Bossa Boss

Latin jazz diva Estaire Godinez asks fans to step off the dance floor and listen

by MATT PEIKEN
St. Paul Pioneer Press, November 1, 2002©

A few years ago, Ester Godinez changed the spelling of her first name to Estaire, so Americans would pronounce it in Spanish, with the accent on the second syllable.

"Then my Spanish friends say, 'Oh, now your name is es-TIE-ray,' " says Godinez, who pronounces her last name go-DEE-nez. "Oh, well, as long as people listen to my music, they can say my name however they want."

Latin jazz isn't new to the Twin Cities, but its reputation here as primarily dance music has changed largely through the steady performances of recent Minnesota migrants Nachito Herrera, a Cuban pianist, and Godinez, a percussionist with Mexican-born parents. Through imaginative arrangements and virtuosic soloing, they're lifting this music off the dance floor and establishing it alongside bop, big band and fusion in the fabric of local concert jazz.

A member of George Benson's touring band for the past 1-1/2 years, Godinez is releasing the first disc under her own name, "Live at the Dakota," launching the record with shows tonight and Saturday at the Dakota Bar and Grill.

"I try to avoid clubs where we're expected to be a dance band or background music," she says. "I've put myself in those situations before, and I won't again. We're not a salsa dance band; we're a concert band."

Godinez doesn't fit the image people might conjure of a Latin jazz diva. At 41, she stands a robust 5-foot-6. She speaks with a slight rasp and a hair-trigger giggle. At 4:30 in the afternoon, fresh from a show the night before, with another scheduled that evening, she showed up at a local cafe to discuss her music with a tangle of burnt-orange hair, baggy black sweatpants and a sweatshirt from local jazz radio station KBEM-FM, worn backwards.

Little about Godinez changes when she's onstage. Half the women in the crowd are likely to dress with more flash. With her eyebrows smiling, Godinez sits at her congas and sings with a soft, warm and sultry alto. There isn't an ounce of persona for the sake of performance and, for good reason, she's content to shine the spotlight on her crack band.
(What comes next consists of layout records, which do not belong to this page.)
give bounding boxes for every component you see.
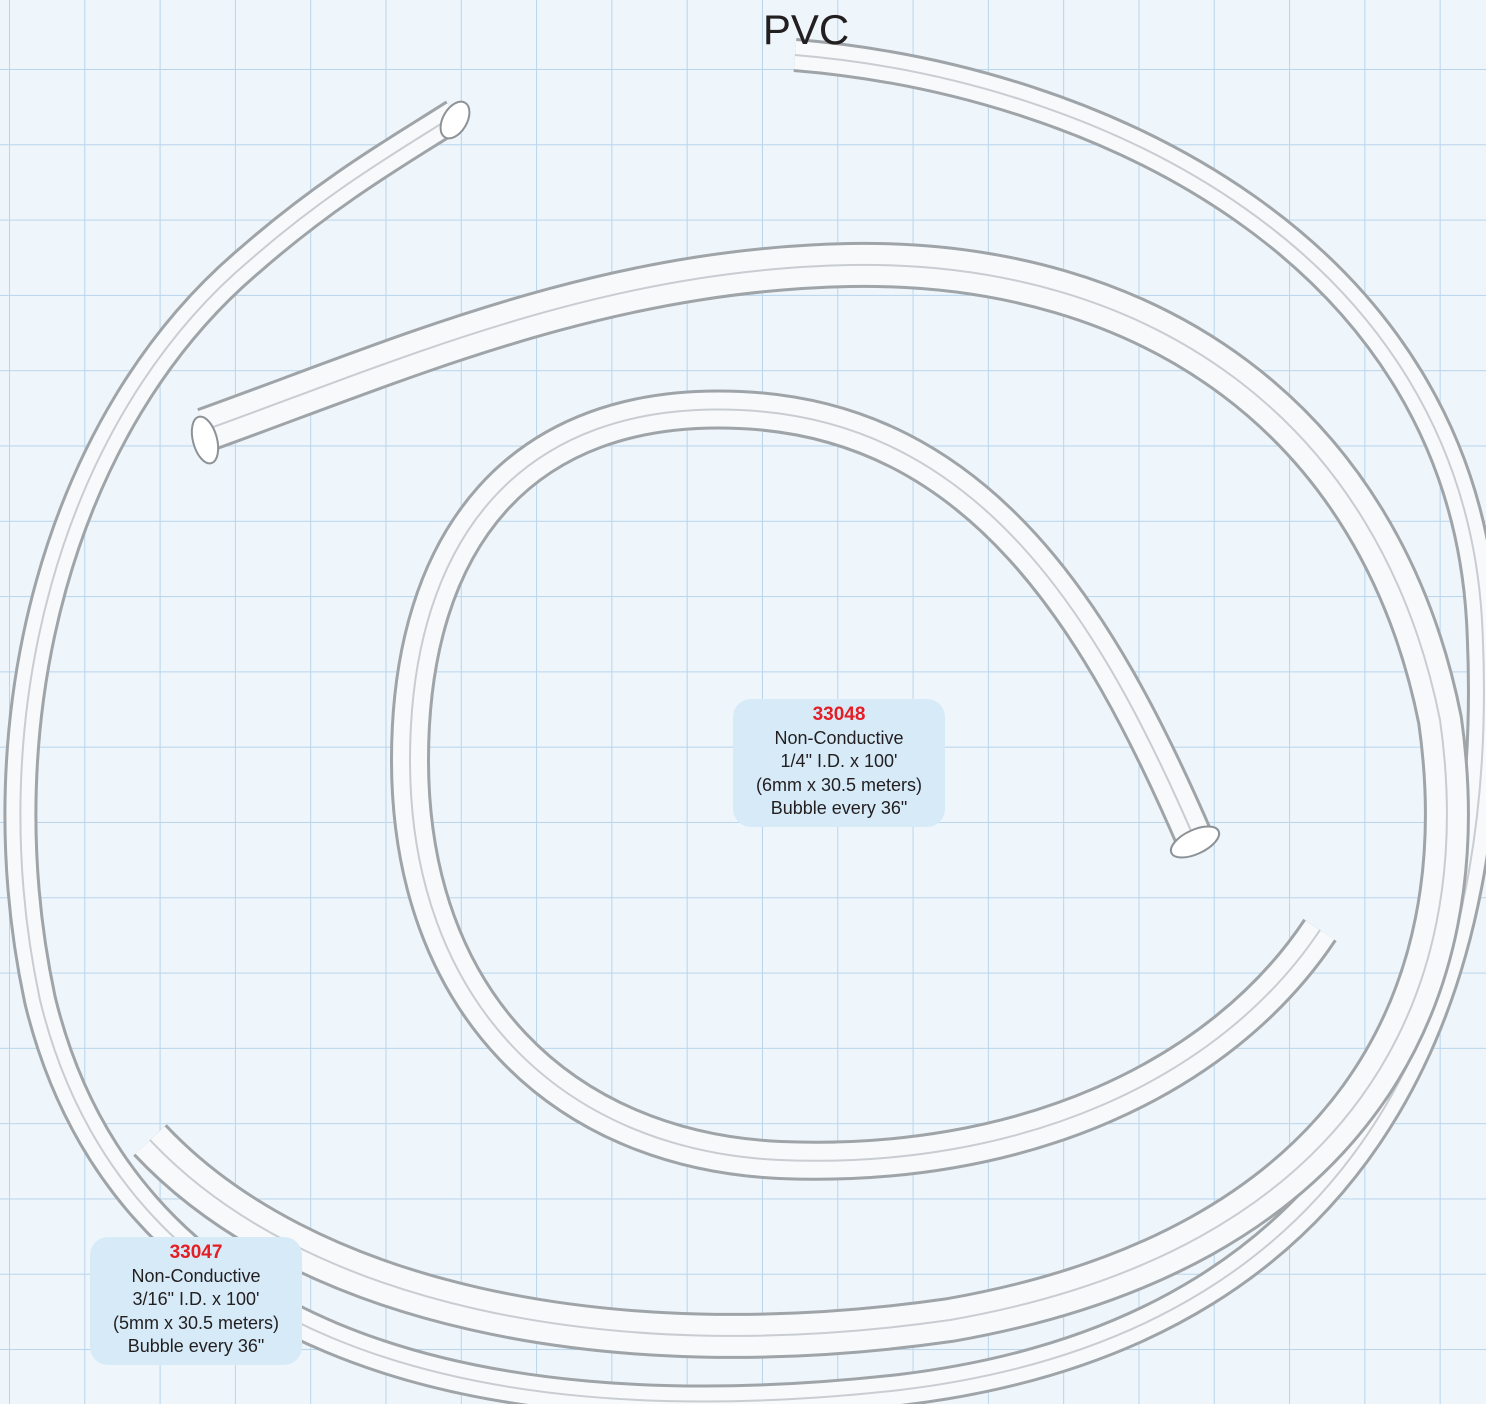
product-label: 33047 Non-Conductive 3/16" I.D. x 100' (… xyxy=(90,1237,302,1365)
product-line: 1/4" I.D. x 100' xyxy=(733,750,945,774)
title: PVC xyxy=(0,6,1486,54)
page: PVC 33048 Non-Conductive 1/4" I.D. x 100… xyxy=(0,0,1486,1404)
product-line: Non-Conductive xyxy=(90,1265,302,1289)
product-label: 33048 Non-Conductive 1/4" I.D. x 100' (6… xyxy=(733,699,945,827)
product-line: 3/16" I.D. x 100' xyxy=(90,1288,302,1312)
product-line: Bubble every 36" xyxy=(733,797,945,821)
product-line: (6mm x 30.5 meters) xyxy=(733,774,945,798)
product-line: Non-Conductive xyxy=(733,727,945,751)
product-number: 33048 xyxy=(733,703,945,727)
product-line: (5mm x 30.5 meters) xyxy=(90,1312,302,1336)
product-line: Bubble every 36" xyxy=(90,1335,302,1359)
product-number: 33047 xyxy=(90,1241,302,1265)
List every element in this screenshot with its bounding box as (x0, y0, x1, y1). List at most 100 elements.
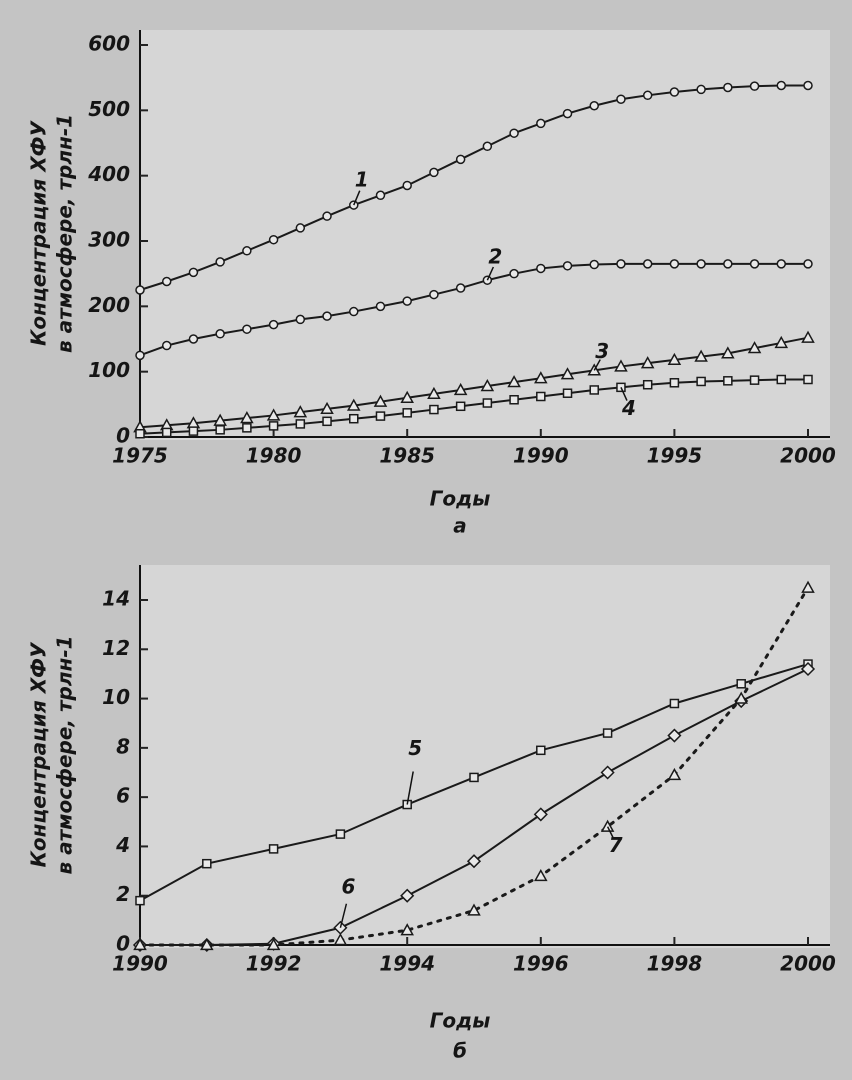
marker (402, 408, 412, 418)
marker (507, 375, 521, 388)
y-axis-label: Концентрация ХФУ (27, 120, 51, 346)
series-label: 2 (488, 245, 502, 269)
marker (400, 390, 414, 403)
marker (600, 765, 615, 780)
marker (161, 427, 172, 438)
x-tick-label: 1998 (647, 952, 703, 976)
marker (589, 101, 599, 111)
marker (667, 767, 682, 781)
marker (602, 728, 613, 738)
marker (455, 154, 466, 165)
marker (536, 118, 546, 129)
marker (669, 378, 680, 388)
marker (734, 691, 748, 704)
marker (642, 379, 653, 390)
marker (200, 937, 214, 951)
marker (803, 374, 813, 385)
label-leader (339, 903, 348, 928)
marker (696, 259, 706, 269)
marker (375, 301, 386, 312)
marker (268, 844, 279, 854)
marker (640, 356, 655, 369)
y-tick-label: 4 (115, 833, 130, 857)
marker (723, 82, 733, 93)
series-line (139, 336, 809, 429)
marker (482, 398, 493, 408)
x-tick-label: 1985 (379, 444, 435, 468)
marker (669, 87, 680, 97)
marker (242, 246, 252, 256)
y-axis-label: Концентрация ХФУ (27, 641, 51, 867)
marker (694, 349, 708, 362)
marker (202, 858, 212, 869)
y-axis-label: в атмосфере, трлн-1 (53, 635, 77, 874)
marker (776, 374, 787, 385)
y-tick-label: 14 (102, 587, 130, 611)
marker (667, 352, 682, 366)
marker (429, 167, 439, 178)
y-axis-label: в атмосфере, трлн-1 (53, 114, 77, 353)
x-tick-label: 1990 (112, 952, 168, 976)
marker (161, 276, 172, 287)
marker (669, 259, 680, 269)
y-tick-label: 0 (116, 932, 130, 956)
marker (749, 81, 760, 91)
marker (429, 289, 439, 300)
y-tick-label: 2 (116, 882, 130, 906)
marker (536, 391, 546, 402)
marker (295, 314, 306, 325)
marker (135, 285, 145, 295)
marker (533, 807, 548, 822)
marker (469, 772, 479, 783)
series-label: 1 (355, 168, 369, 192)
marker (723, 376, 733, 386)
marker (293, 405, 308, 418)
label-leader (620, 387, 628, 401)
marker (534, 371, 548, 384)
x-tick-label: 1992 (246, 952, 302, 976)
x-tick-label: 2000 (780, 952, 836, 976)
marker (696, 376, 706, 387)
marker (295, 419, 306, 429)
marker (509, 128, 519, 138)
label-leader (486, 266, 495, 281)
marker (215, 329, 225, 339)
marker (333, 933, 348, 946)
marker (600, 819, 615, 832)
marker (188, 267, 199, 278)
label-leader (353, 190, 361, 206)
marker (135, 895, 145, 906)
marker (268, 319, 279, 330)
marker (803, 80, 813, 91)
marker (349, 306, 359, 317)
marker (402, 180, 412, 191)
marker (335, 829, 346, 839)
y-tick-label: 200 (88, 293, 130, 317)
y-tick-label: 600 (88, 32, 130, 56)
x-axis-label: Годы (430, 1009, 491, 1033)
x-tick-label: 2000 (780, 444, 836, 468)
marker (135, 350, 145, 361)
marker (801, 330, 815, 343)
label-leader (606, 826, 615, 840)
marker (749, 259, 760, 269)
marker (375, 190, 386, 201)
marker (322, 211, 332, 221)
marker (429, 404, 439, 415)
label-leader (593, 359, 601, 371)
marker (482, 141, 493, 152)
marker (427, 386, 441, 400)
x-tick-label: 1994 (379, 952, 435, 976)
marker (346, 398, 361, 411)
marker (242, 423, 252, 433)
marker (349, 413, 359, 424)
marker (749, 375, 760, 385)
marker (534, 868, 548, 882)
marker (776, 80, 787, 91)
marker (562, 108, 573, 119)
x-tick-label: 1995 (647, 444, 703, 468)
marker (800, 661, 816, 677)
plot-area (140, 30, 830, 440)
marker (509, 268, 519, 279)
marker (400, 888, 415, 903)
Godinez came to Minnesota through a romance with pianist Peter Schimke, a distinctive and powerful soloist who continues as the musical muscle of her band. Drummer Stokley Williams, a St. Paul native best known as a singer and drummer with R&B group Mint Condition; sax man Eric Leeds, who has been a member of Prince's band; and jazz-reggae bassist Serge Akou are also at the core of Godinez's band, with other musicians floating in and out from gig to gig.

"I remember asking Peter, 'Is there a Latino community?' " Godinez says. "He said yes, but you know what -- I don't think he told me there were so many players who know how to play Latin music."

Over Afro-Cuban romps and bossa novas with mambo beats, Godinez's lyrics leapfrog English to Spanish to Portuguese. She can't resist rearranging Latin standards into tunes that are hard to recognize, but her formula for a song rarely wavers -- she launches into a quick verse and chorus, opens the door for everyone to solo and then scats around the edges.

"My mama says 'Oh, mija, "Besame Mucho" is not done in 6/8,' " Godinez says. "I like to be spontaneous and break the rules without breaking them. But I was always a rebel -- I thought I had a cause."

Godinez is the seventh of nine children -- all delved into music to varying degrees -- of parents who moved to Oakland, Calif., from small towns in Northern Mexico.

Godinez grew up immersed in a swath of music, and she taught herself to be a musician by singing along to records from Sergio Mendez and Brazil 66, Marvin Gaye and the Motown catalog. She hewed more closely to male singers than to women, but her "all-time icon" was Lucille Ball.

"She always made people laugh," she says. "I figured if I can do that as an entertainer, that would be pretty good."

She began singing in salsa bands as a teenager and focused on moving to Europe to play music. For 14 years, she fronted a string of pop, flamenco and jazz bands in Amsterdam and Spain.

Through a contact in Hawaii, she auditioned and won a spot in Benson's band, with tours taking her all over the world. On Sunday, the morning after her shows at the Dakota, she leaves with Benson on a tour to Russia, Japan, China, North Korea, Australia and Tahiti.

In the Twin Cities, she has performed with an array of pop, jazz and R&B artists, including Prince. Her own band, she says, continues evolving on the collective momentum of the musicians.

"I can tell you one thing -- whatever is trendy, I don't want to do," she says. "The funk, the bossa, the fusion -- it's all coming together into something I don't even know, and we're flourishing."